3.1.2 Control and Operation Safety

Control adjustments must be positioned away from moving parts to prevent operator injury.
Systems must incorporate reliable emergency and safety functions to avoid unintended motion during stops or power loss.

3.1.3 System Integrity and Maintenance

Filters should be designed for at least 800 hours of operation under normal conditions.
Linear actuators must have effective position limiters to prevent mechanical over-travel.
System components should allow safe maintenance access without compromising operational safety.

3.2 Pneumatic Systems and Components

3.2.1 Design and Identification

Pneumatic circuits are generally limited to a maximum pressure of 8 bar (116 psig) unless specially designed for higher pressures.
Each pneumatic component must clearly display manufacturer identification (part or model number) as required by the standard.

3.2.2 Access and Adjustment Controls

Components with adjustable features must include locking mechanisms to prevent unauthorized access or tampering.
Systems must provide adequate internal space (at least 6-inch wire leads) for safe electrical connections and grounding.

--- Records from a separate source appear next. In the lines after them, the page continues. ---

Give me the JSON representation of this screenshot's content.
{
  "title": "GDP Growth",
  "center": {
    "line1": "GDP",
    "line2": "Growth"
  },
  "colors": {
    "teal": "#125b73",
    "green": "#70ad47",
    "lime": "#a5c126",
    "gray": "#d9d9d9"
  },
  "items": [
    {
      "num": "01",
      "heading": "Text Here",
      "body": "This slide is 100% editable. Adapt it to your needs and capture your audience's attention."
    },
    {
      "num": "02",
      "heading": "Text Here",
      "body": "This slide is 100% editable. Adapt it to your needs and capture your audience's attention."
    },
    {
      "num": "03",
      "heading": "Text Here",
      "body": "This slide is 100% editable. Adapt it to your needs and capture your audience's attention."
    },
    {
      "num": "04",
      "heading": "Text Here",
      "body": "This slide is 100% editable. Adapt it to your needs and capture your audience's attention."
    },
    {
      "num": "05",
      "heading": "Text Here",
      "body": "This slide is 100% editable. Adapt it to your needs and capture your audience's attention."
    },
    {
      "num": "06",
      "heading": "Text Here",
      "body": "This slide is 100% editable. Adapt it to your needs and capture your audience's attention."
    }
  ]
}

3.2.3 Emergency and Safety Operations

Components identified as critical through failure analysis must have emergency stop or return controls, in line with safety control system requirements.
Emergency operations must not introduce secondary hazards, such as unexpected release of pins, latches, or clamping devices.

3.3 Electrical Requirements

This section provides guidelines for the electrical components and their installation and procedures used in amusement rides or devices.

3.3.1 General Requirements for Electrical Installations

Wiring and Protection: Each ride must have at least one 20-amp line-neutral branch circuit for service or utility use.
Disconnects: All disconnecting means must be properly labeled, and rides with additional voltage sources require a lockout/tag-out capable disconnect near or clearly indicated at the main disconnect.

3.3.2 Equipment for General Use

Lighting: Lights near riders or on moving parts need covers and secure tube holders.
Cables and Motors: Portable cables must match rated capacity; motors should be sized for frequent starts and unique ride environments.
Collector Rings and Brushes: Must handle 125% of rated load and include grounding rings with adequate capacity.

3.3.3 Audio/Communication Systems

Audio/communication wiring must be protected for the unique operating conditions of amusement rides.
Exposed wiring for outdoor speakers must use extra-heavy-duty, UV-resistant portable cable with a grounding conductor bonded at both ends.

Structural & Mechanical Components Requirements

4.1 Chain

Chains must be selected and designed for specified loads, speed, corrosion, operating conditions, wear, and fatigue.
Manufacturers must include methods to measure chain wear and maximum allowable pitch change in maintenance instructions.
Cleaning and lubrication procedures must be included in maintenance instructions.

4.2 Wire Rope

Wire rope and accessories must be designed for specified loads, cycles, corrosion, dynamics, environment, wear, fatigue, and service conditions.
Primary load path wire ropes must have a minimum safety factor of 6，wire rope systems should be configured to minimize kinks, knots, and excessive local stress.

4.3 Anti-Rollback Devices

If the primary lift drive is not anti-rollback, at least two devices are required; both on vehicle/train, both on track, or one each, with at least one engaged at all times.
Lift systems (log rides, rapids) may have anti-rollback devices on the vehicle/boat, track side, or conveyance device.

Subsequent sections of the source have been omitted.